以资本预算为基础,提升经济资本管理的精细化水平,主要体现在以下三个方面。一是实施资本总量控制。按照信用风险、市场风险和操作风险的三类风险分类,根据“从下到上”的原则,首先计算单个产品的经济资本值,然后在分支机构层面将各产品线的经济资本值进行累加,进而在银行整体层面进行加总,扣除由于资产组合分散效应而重复计算的部分,得出银行整体的经济资本总量,再参照银行监管资本的要求,最终形成银行的经济资本总量控制目标。银行风险资产的增长,受到该总量目标的约束,进而抑制银行盲目扩张的冲动。二是优化经济资本配置结构。为更好的体现经济资本的风险敏感度,商业银行应当根据风险类别和风险水平差异确定不同的经济资本分配系数,作为分支机构进行资产结构调整的依据,促进信贷资源在不同区域、产业、客户之间的优化分配。三是加强资本导向的考核管理。建立以风险调整后的利润率(RAROC)为核心的绩效考核体系,在商业银行内部进行绩效考评和资源分配,并对绩效考核结果实行后评估机制,将预期的经济资本配置目标与实际产生的非预期风险损失进行比较分析,从而对绩效考核指标体系进行相应的调整。

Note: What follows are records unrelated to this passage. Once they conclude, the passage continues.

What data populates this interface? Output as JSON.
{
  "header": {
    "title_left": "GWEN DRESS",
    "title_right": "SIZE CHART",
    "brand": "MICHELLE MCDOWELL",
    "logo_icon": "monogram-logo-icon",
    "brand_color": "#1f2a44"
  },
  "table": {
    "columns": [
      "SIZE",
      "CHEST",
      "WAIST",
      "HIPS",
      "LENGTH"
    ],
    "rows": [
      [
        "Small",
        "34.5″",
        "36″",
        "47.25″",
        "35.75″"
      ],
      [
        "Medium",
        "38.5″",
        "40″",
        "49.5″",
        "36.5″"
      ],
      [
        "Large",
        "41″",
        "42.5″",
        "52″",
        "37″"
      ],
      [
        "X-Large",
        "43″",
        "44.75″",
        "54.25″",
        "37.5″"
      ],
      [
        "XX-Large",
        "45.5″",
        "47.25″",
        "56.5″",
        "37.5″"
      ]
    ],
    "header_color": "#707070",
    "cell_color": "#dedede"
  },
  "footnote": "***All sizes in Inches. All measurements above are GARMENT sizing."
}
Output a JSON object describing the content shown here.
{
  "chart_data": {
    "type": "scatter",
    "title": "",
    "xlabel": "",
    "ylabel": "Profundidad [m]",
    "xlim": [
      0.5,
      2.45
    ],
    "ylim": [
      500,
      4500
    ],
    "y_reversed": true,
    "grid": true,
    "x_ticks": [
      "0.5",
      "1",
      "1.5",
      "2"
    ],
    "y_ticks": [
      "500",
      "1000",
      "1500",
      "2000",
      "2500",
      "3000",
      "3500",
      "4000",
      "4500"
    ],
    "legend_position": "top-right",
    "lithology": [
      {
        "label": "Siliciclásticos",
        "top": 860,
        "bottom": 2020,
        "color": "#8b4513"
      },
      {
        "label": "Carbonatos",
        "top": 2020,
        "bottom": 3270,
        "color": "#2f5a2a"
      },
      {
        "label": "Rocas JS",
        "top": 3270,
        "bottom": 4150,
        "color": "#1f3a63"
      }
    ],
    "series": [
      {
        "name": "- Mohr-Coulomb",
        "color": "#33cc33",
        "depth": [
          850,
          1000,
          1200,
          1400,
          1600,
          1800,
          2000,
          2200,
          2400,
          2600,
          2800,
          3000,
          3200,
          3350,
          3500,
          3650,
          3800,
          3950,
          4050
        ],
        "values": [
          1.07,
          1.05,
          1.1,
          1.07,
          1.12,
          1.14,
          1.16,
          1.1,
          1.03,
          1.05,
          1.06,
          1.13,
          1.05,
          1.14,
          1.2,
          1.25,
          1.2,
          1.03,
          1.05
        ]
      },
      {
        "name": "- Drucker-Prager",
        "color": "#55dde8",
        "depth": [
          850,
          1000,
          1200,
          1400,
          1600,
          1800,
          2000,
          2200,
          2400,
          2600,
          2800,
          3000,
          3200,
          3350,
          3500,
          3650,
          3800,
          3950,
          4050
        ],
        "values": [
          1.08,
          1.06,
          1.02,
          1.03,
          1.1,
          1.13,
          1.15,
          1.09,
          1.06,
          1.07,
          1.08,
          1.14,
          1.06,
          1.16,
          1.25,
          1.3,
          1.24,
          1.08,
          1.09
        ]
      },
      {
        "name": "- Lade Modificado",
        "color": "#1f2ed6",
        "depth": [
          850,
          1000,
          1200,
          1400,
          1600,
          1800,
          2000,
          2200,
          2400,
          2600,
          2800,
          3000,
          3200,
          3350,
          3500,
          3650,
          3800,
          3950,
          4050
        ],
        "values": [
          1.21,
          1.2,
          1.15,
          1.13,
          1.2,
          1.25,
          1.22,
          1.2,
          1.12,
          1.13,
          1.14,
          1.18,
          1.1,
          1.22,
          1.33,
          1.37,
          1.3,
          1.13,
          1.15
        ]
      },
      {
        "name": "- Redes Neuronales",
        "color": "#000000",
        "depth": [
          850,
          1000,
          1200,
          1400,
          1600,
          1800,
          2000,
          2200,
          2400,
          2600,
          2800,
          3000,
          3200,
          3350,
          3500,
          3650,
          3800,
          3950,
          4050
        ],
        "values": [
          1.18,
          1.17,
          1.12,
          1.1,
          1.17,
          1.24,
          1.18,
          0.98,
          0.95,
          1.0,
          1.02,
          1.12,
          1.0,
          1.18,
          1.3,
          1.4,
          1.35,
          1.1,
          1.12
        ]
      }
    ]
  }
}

虽然《巴塞尔协议Ⅲ》最终版对内部模型法中不适用的领域进行了限制,但这种限制主要是针对通过设计过度复杂的内部风险模型进行监管资本套利的情形。而国内商业银行的内部评级模型尚处于初级发展阶段,只有少数大型商业银行采用了内部评级模型,从提升全面风险管理能力的视角出发,国内商业银行应当理性看待内部评级模型的作用,既不能过度依赖量化模型,也不能因噎废食,树立客观审慎量化风险的理念,增强内评模型的适用性和稳定性。一方面,要加强定性风险管理和定量模型应用的有机结合。在内部评级模型设计过程中,要充分吸收信贷评审经验,力争将评审经验定量化,实现内部评级结果既有风险区分力和前瞻性,又符合信贷评审的逻辑和常识,增强模型的实用性。另一方面,要加强内部模型验证体系建设,通过定期对实际违约率和估计违约率进行比较,验证实际违约率是否在模型预测范围内,评估内部模型设计的准确性、一致性和审慎性。
一方面,商业银行应主动提升数据管理能力。加强IT系统和数据基础建设,建立“数据库-数据集市-数据仓库-应用系统”一整套完整的IT技术架构,按照不同的数据主题分类,整合源系统交易数据和账户数据,为风险计量模型开发和风险管理应用提供基础数据。建立数据质量控制政策和程序,增强对基础数据的获取、筛选和分析能力,提升数据系统化管理水平。另一方面,商业银行还应提升数据分析能力。以提升信息系统的有效风险数据加总能力为抓手,优化系统的数据分析功能。通过从各业务条线、行业、地区等维度获取汇总全部数据后,能够识别和分析相应的风险敞口、集中度和潜在风险情况;通过及时生成风险加总信息,能够有效分析银行面临的风险特征和潜在的波动性水平,并能够满足日常对风险管理报告的频率要求及压力/危机情境下可能的更高频率要求。